I have a problem with trusting men. My ex did a number on me. It's been almost 5 years since my divorce, and since I know I have this issue, I haven't even attempted to subject a man to my distrust. (and I'm loving the freedom, too!)

Maybe it's just still too early for you?

Just a thought...
 
Cookie, the thing is that I really care about this guy and know that that could grow into love. He's already "waited" (or been interested and not dated anyone else) for two years....I don't think it would be fair to make him wait more (and I don't really want to wait) nor do I want to give him up.
 
For instance, he told me to call him between 5:30 and 6 today. Well, I called him early (4:30) and one of the guys who rents space at his barber shop said that he was gone for the day. I got ticked off because I thought Roger wasn't where

If he said between 5:30 and 6:00 why did you call early? Perhaps he was gone for the day, told the guy he was gone and did not tell him that he was coming back. If he says he is going to be somewhere at a specific time and he is not, then you will have something to worry about.
 
He's done that once or twice as well, Gail. He just called me to apologize for telling me he'd call me last night and not getting a chance and to make sure I'd call him tomorrow. As far as why I'd call him at a time I wasn't "supposed to", I guess I was just hoping to talk to him.
 
I finally figured out what makes the thing that was bothering me with him happen.

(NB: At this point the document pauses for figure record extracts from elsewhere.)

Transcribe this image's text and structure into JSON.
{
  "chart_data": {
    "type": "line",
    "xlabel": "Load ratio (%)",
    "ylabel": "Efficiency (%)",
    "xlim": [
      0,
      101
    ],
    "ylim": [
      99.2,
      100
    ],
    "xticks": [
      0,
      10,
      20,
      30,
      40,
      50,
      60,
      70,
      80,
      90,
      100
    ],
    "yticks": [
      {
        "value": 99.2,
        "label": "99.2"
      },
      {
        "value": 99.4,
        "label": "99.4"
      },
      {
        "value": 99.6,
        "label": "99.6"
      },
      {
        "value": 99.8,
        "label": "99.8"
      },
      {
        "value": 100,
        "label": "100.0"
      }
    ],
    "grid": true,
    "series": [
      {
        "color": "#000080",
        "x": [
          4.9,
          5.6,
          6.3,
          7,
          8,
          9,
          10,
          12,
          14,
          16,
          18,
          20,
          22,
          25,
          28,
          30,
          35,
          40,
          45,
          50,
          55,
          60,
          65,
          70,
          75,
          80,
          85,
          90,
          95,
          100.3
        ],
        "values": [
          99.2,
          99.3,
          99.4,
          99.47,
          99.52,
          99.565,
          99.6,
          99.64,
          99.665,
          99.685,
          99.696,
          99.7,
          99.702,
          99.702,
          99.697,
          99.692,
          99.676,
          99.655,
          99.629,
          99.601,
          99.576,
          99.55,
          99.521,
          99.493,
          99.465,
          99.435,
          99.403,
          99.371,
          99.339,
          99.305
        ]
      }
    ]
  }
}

He is such a nice person that he keeps overcommitting himself because he can't stand to say no and he puts what he really wants at the bottom of the heap. I figured this out after his trying to get to me all day but having obstacles (like his lodge brother needing a ride or his mom needing something) in his way. I think I'm going to trust him a lot more from now on.
 
As far as why I'd call him at a time I wasn't "supposed to", I guess I was just hoping to talk to him.

I hear that. But.....unfortunately all it did was cause you some major angst.
 
Like I said, You trust the guy unless you have a reason not to. He didn't do this and doesn't deserve it.
 
I know what you told me, Laurie :) And I'm taking your advice. After last night, there isn't one bit of me that doesn't trust him anymore.